The job market, while stabilizing, is by no means robust.  For the long-term unemployed, it will be even more competitive now as the employed but unhappy get encouraged by the improving market outlook to take a chance and start looking.  For the employed, many will find that despite the happier reporting the market is still extremely tight.  If you aren’t motivated to launch a hard-charging job search, you will get easily discouraged by this market and may be tempted to settle.  Yet, this would be a mistake.

Great things are only possible with outrageous requests. – Thea Alexander

Instead, focus on getting the job you love, not just any job.  In difficult times, it is not enough to go after just any job.  Getting just any job will be difficult, and you won’t have the interest to see it through.  But a job that you really care about will be just as difficult, and you will have something extra to get you through the ups and downs inevitable in every tough job search.
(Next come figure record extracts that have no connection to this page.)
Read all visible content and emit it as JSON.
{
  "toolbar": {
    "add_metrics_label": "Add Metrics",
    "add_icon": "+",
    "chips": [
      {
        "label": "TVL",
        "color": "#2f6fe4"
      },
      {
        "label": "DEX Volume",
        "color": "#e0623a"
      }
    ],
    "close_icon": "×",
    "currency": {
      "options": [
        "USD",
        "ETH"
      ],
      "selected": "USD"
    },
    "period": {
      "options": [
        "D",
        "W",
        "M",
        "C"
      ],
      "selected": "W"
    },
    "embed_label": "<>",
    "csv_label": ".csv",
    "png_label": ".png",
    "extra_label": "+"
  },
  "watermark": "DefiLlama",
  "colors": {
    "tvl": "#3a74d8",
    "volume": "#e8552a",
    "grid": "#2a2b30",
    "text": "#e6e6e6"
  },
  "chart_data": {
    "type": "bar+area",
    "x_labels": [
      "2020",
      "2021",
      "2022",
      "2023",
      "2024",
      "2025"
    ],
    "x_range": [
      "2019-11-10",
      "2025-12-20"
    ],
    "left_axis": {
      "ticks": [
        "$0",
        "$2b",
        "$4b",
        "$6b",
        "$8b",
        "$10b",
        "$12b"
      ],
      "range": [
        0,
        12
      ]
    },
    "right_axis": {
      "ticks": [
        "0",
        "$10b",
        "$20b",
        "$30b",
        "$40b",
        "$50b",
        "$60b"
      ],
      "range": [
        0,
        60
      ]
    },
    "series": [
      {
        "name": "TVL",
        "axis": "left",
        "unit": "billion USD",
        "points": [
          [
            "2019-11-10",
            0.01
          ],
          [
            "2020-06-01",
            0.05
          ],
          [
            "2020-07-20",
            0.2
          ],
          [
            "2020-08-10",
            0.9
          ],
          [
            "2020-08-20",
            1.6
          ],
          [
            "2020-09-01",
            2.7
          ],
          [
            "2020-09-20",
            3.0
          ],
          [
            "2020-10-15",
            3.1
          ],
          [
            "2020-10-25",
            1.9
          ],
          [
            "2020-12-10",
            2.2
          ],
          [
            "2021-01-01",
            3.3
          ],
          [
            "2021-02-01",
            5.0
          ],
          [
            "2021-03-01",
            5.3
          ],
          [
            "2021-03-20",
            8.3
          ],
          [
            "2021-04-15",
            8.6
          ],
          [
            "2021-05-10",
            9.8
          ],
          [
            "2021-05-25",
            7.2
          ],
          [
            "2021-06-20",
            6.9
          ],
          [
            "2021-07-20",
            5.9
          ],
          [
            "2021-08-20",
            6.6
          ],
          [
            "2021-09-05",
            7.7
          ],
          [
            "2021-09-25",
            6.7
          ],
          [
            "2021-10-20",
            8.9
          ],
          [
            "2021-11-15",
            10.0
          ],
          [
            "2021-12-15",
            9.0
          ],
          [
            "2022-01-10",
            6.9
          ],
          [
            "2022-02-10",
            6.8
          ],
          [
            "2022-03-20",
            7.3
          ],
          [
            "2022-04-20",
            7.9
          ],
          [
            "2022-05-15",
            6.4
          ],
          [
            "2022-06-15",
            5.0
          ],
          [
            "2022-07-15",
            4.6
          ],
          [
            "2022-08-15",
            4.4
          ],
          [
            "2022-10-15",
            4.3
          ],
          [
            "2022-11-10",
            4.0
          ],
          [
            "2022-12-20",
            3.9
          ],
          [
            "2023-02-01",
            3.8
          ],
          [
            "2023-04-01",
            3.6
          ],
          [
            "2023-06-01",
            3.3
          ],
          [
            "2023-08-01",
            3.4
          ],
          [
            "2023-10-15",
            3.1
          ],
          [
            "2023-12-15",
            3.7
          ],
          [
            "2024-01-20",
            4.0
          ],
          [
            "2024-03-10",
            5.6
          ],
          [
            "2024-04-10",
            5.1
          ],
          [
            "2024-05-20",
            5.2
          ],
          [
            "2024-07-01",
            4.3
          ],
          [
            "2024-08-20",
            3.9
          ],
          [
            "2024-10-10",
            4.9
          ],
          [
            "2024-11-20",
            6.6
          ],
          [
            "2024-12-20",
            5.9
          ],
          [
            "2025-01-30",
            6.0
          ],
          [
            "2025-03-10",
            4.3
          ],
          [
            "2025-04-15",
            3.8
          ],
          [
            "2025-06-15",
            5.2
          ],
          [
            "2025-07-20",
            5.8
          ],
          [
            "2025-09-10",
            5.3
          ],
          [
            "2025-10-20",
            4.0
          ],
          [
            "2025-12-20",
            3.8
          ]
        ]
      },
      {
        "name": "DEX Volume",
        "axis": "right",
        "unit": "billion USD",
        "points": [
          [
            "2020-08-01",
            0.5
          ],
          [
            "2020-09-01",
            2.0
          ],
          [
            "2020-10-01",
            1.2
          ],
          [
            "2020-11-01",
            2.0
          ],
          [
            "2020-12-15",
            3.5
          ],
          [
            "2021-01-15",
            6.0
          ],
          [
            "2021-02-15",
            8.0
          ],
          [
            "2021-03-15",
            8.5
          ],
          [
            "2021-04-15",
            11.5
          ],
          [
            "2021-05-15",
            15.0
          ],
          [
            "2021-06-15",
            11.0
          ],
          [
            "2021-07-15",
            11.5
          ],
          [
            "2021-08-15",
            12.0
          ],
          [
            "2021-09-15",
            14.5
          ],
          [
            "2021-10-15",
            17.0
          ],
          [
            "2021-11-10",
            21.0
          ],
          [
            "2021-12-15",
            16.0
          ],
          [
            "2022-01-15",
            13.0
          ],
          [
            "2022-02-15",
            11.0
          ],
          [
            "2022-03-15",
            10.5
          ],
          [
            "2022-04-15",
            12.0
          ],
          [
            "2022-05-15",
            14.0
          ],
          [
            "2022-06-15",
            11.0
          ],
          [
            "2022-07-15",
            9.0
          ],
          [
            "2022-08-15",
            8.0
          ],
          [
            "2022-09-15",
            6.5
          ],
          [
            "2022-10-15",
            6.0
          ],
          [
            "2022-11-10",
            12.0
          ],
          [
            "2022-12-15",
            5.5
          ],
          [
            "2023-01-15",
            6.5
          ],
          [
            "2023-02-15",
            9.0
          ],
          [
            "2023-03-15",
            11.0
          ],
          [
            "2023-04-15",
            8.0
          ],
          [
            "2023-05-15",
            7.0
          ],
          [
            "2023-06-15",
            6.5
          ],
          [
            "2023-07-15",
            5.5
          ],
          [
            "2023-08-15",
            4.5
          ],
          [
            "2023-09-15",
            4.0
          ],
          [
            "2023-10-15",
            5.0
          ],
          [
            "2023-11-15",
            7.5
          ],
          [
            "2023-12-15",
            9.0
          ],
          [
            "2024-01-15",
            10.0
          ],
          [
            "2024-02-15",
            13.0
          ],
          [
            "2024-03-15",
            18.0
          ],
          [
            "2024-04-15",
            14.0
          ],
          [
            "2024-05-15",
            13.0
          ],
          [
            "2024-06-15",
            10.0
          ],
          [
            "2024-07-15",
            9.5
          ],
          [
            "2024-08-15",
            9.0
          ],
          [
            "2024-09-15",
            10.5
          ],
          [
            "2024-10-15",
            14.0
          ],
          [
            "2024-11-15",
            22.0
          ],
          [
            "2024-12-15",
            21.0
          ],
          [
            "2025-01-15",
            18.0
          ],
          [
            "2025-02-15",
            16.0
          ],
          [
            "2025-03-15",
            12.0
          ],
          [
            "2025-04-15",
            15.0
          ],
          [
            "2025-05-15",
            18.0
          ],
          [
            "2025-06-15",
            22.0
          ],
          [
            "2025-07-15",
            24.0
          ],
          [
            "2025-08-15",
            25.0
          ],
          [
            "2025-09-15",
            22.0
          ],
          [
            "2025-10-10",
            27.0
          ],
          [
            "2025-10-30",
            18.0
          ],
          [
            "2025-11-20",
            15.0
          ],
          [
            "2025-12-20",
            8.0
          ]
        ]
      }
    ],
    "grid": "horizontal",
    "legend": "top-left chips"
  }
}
Focus on the intangibles (e.g., boss and colleagues, office culture, room for growth), not just on the basic job elements (e.g., title, salary, security).  You want to like where you work, and you want to establish career momentum.  Aiming for being lucky enough to get a job is not going to be high enough to get anything.  The higher you aim, the more likely you get more.

Focus on the long-term, despite the short-term urgency.  I absolutely coach my clients to be realistic about their cash position and personal circumstances, which may require that they take consulting, temporary or even less-than-ideal full-time jobs if their obligations dictate that.  There may be moves you make in the immediate term that will move you off your idealized long-term path.  But then you must immediately get back on there.  Don’t get complacent in your underutilized role.  Keep with the search, and dial it up a notch now that you have regained some breathing room.  It is a big mistake that many jobseekers make to get a comfortable job and forget the urgency to push for something more.  Remember you are managing a career, not any one job.

It may seem counterintuitive (and outrageous) given the tight market to recommend you shoot for the moon.  But that stretch is what you need to get anything accomplished when times are difficult.  You may as well stretch towards the direction you really want to go.